3. Cultiver le lâcher-prise.
Mettons tout de suite les choses au point: lâcher-prise ne signifie pas laisser tomber ! La notion de lâcher-prise est en fait fortement liée au point précédent : vous concentrer sur ce qui est sous votre responsabilité, ou plus exactement dans votre zone de contrôle.
Pensons à un étudiant qui prépare un examen. S’il veut mettre toutes les chances de son côté, il aura bien étudié bien sûr, sera allé dormir tôt la veille après avoir fait un peu de sport et mangé léger. Et ça s’arrête là ! Il n’a aucun impact sur les questions qui lui seront posées, ni sur l’humeur du prof. Son résultat dépend donc en grande partie de lui, mais pas seulement. Il doit mettre son énergie à bien se préparer, puis lâcher-prise sur le résultat.
Cultiver un état d’esprit de lâcher-prise a deux composantes essentielles : comprendre ce qui dépend de vous, et accepter que le résultat final est souvent hors de votre zone de contrôle. Car tenter de maîtriser ce que vous ne pouvez pas revient à verser de l’eau dans un puits sans fond : une pure perte d’énergie.

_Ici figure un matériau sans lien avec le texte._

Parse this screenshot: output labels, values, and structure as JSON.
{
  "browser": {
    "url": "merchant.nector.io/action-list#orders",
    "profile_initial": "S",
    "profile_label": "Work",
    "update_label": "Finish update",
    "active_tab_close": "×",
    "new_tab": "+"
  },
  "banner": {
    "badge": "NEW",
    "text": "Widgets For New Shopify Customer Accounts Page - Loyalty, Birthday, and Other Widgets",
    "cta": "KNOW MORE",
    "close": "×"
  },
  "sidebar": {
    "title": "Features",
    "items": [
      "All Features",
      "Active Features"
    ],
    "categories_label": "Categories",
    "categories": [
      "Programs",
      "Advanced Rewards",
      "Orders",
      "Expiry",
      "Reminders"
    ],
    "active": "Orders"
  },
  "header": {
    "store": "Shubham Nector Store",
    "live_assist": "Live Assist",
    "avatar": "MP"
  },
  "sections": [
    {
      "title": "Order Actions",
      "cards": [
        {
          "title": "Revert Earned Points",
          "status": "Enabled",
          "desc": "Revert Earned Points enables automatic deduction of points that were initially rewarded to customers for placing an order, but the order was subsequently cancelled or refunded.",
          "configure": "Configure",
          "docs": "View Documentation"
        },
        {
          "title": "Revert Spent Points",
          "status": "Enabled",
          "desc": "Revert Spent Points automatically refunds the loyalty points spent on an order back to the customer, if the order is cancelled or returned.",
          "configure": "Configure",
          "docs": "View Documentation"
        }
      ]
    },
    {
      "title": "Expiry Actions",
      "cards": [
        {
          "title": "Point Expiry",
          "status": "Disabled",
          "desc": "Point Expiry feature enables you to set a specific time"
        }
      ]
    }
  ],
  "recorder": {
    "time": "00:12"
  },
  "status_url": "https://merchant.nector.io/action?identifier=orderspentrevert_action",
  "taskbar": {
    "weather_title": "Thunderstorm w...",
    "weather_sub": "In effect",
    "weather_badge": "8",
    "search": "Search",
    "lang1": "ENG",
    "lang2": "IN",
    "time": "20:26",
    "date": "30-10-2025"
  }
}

Pire, vous ne faites que vous générer du stress.

Et la dixième clé ?
Nous sommes tous faillibles, ou plutôt nous sommes tous en apprentissage permanent. Nous commettons des erreurs, nous sommes imparfaits et c’est très bien, cela nous permet de continuer à progresser, dans un esprit de développement.
Ma dernière clé est donc de vous regarder avec bienveillance, d’embrasser votre imperfection, et de continuer à faire de votre mieux.